Designed by McClymont, the set manages to be both minimalistic and stealthily complex. The floor of the stage is decorated with a hexagonal tessellation, with a hazy blue light cast across the space. The audience sit on two sides of the black-box theatre, each facing one of two screens. One screen shows a landscape of icy mountains and mossy hills, and the other is flecked with white and blue brushstrokes. A pair of three-dimensional shapes sit at the centre of the stage. later serving as multi-purpose set. Combined with a percussive buzzing sound, the overall effect of the design is intriguing.

Of the cast of six, it is the character of Rob (played by Charles Sandford) that merits particular praise. One notable scene follows his visit to Dr Mathieson (Josie Ayers) at a fertility clinic. As he narrates his experience of “doing the necessary” in an NHS toilet cubicle, Sandford throws his jacket to the floor and does a perfect headstand. The elegance of Sandford’s physical skills are impressive, and he continues to surprise the audience throughout.

Despite the symmetry of its stagecraft, the production is unbalanced. Theatrically, the piece becomes a hybrid of multiple forms of expression, consequently clouding its subject matter. Elements of dance, physical theatre, shadow puppetry and pantomime are present from beginning to end, rendering the performance an artistic mongrel as opposed to pedigree craftsmanship. McClymont would do well to revise this.

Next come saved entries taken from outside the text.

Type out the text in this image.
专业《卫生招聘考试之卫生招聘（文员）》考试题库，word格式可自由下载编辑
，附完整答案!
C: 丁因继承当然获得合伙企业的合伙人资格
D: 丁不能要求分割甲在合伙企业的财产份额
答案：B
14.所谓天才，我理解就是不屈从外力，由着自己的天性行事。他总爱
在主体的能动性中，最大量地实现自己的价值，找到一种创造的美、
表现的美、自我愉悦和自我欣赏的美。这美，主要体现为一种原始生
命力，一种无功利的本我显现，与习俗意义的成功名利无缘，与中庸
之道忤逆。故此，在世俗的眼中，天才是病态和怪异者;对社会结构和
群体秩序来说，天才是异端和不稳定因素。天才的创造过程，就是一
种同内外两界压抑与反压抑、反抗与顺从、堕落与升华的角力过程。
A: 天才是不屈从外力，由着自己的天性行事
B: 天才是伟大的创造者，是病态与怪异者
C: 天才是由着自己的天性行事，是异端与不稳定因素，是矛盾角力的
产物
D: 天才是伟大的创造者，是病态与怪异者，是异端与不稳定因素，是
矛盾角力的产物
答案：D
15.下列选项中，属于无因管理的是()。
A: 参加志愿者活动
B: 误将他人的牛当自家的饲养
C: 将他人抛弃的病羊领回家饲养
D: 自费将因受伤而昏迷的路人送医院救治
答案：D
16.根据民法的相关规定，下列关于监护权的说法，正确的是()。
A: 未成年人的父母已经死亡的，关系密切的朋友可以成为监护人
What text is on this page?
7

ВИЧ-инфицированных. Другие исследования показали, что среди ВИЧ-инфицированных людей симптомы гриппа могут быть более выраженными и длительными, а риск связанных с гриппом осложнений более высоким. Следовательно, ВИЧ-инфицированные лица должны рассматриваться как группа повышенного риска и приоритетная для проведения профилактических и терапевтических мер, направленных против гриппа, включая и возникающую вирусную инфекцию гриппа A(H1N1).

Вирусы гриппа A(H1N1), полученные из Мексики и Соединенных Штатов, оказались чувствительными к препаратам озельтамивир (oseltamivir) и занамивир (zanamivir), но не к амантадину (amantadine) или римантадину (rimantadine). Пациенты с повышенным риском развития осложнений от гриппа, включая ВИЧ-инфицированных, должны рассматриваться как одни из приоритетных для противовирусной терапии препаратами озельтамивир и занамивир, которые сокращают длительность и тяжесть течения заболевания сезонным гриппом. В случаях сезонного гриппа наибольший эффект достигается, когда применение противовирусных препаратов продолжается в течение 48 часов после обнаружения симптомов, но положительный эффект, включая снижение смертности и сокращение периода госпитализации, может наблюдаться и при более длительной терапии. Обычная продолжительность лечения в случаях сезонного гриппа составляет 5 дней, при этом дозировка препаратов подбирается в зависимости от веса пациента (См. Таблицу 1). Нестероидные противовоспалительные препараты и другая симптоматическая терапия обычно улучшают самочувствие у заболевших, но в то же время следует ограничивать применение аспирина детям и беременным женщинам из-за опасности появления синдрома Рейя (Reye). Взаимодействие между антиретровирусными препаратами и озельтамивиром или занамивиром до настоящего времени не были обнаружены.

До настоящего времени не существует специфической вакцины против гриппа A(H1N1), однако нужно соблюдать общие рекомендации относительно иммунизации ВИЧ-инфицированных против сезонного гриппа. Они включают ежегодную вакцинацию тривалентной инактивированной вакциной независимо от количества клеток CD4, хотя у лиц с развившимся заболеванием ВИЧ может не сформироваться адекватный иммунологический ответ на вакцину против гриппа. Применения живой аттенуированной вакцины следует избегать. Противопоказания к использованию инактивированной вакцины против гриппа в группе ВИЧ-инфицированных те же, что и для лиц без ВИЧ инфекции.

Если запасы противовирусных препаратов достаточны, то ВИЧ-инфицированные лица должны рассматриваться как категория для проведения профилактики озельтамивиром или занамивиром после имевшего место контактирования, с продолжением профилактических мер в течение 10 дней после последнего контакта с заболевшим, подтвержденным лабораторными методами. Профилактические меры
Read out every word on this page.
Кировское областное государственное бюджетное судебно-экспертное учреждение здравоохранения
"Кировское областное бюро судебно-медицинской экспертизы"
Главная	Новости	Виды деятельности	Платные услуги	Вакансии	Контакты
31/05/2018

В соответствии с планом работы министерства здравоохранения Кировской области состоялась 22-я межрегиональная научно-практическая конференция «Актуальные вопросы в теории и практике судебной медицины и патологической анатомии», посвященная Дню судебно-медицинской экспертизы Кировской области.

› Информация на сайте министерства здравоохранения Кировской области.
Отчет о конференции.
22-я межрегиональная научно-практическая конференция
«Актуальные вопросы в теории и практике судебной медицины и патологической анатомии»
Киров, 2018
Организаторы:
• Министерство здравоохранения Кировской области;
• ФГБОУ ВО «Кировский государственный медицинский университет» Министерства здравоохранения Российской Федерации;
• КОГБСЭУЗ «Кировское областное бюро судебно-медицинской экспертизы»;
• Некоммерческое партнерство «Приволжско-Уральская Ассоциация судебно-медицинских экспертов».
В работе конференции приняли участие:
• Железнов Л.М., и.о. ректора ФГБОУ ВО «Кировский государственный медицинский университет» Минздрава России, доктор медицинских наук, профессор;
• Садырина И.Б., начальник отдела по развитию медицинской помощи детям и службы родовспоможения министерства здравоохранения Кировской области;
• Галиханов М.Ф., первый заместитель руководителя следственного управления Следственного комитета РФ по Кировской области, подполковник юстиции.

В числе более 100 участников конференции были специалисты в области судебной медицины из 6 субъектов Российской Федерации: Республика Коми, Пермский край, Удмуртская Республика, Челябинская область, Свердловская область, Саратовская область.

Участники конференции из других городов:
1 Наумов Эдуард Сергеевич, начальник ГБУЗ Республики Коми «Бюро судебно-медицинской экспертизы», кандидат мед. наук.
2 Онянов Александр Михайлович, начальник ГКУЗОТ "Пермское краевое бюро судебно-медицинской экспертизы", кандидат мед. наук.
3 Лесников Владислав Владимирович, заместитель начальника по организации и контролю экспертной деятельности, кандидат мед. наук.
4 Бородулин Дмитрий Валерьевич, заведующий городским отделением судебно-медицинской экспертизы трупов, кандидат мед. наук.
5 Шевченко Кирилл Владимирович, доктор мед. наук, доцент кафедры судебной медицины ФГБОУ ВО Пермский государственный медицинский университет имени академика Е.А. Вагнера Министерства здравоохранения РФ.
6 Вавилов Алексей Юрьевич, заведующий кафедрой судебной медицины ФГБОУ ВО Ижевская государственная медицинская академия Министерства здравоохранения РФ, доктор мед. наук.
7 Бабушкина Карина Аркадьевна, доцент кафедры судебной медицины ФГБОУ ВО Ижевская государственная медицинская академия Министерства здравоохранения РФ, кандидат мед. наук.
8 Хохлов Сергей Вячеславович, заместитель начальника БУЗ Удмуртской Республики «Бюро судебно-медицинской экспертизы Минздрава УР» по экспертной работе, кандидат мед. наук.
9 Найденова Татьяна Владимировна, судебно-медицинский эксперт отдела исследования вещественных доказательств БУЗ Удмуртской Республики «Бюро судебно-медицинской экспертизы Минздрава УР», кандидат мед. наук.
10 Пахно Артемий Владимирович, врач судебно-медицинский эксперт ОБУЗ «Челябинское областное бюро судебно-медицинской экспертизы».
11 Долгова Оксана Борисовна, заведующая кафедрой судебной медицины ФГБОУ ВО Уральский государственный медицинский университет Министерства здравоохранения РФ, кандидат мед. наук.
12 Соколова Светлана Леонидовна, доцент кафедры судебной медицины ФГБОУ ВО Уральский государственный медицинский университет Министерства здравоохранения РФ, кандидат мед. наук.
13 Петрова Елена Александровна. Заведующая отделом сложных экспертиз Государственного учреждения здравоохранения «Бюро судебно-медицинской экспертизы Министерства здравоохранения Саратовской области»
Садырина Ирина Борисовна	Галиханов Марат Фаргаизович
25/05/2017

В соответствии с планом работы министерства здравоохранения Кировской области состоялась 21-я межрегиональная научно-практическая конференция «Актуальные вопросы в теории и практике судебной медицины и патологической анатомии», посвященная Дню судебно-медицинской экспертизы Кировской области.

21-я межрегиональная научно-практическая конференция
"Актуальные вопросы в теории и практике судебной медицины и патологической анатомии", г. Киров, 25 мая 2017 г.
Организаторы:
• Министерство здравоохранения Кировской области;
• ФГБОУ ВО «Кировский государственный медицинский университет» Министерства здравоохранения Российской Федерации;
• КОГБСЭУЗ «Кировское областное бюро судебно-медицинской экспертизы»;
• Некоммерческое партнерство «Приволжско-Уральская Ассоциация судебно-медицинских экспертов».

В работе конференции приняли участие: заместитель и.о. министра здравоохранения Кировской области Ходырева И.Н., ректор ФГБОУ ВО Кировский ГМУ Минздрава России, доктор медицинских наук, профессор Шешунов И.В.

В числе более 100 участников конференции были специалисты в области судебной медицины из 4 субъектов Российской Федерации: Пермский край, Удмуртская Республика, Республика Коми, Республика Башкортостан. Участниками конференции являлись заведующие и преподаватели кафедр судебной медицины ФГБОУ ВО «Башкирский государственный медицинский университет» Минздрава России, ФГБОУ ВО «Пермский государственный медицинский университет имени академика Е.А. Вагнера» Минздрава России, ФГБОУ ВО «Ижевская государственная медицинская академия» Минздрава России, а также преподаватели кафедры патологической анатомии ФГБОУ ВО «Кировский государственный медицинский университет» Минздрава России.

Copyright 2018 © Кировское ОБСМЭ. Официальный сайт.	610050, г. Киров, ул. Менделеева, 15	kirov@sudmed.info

The play received a mixed response from its audience – one gentleman exited the theatre before the end of the first act, whilst another gave a standing ovation upon its conclusion, determined to obtain autographs from the company. Although disjointed, the production is not without promise. It needs further work before it can reflect Rob’s fairyland utopia of bubbles – a possibility that is by no means out of reach for the company.

The Poetry of Exile is playing at the White Bear Theatre until April 22.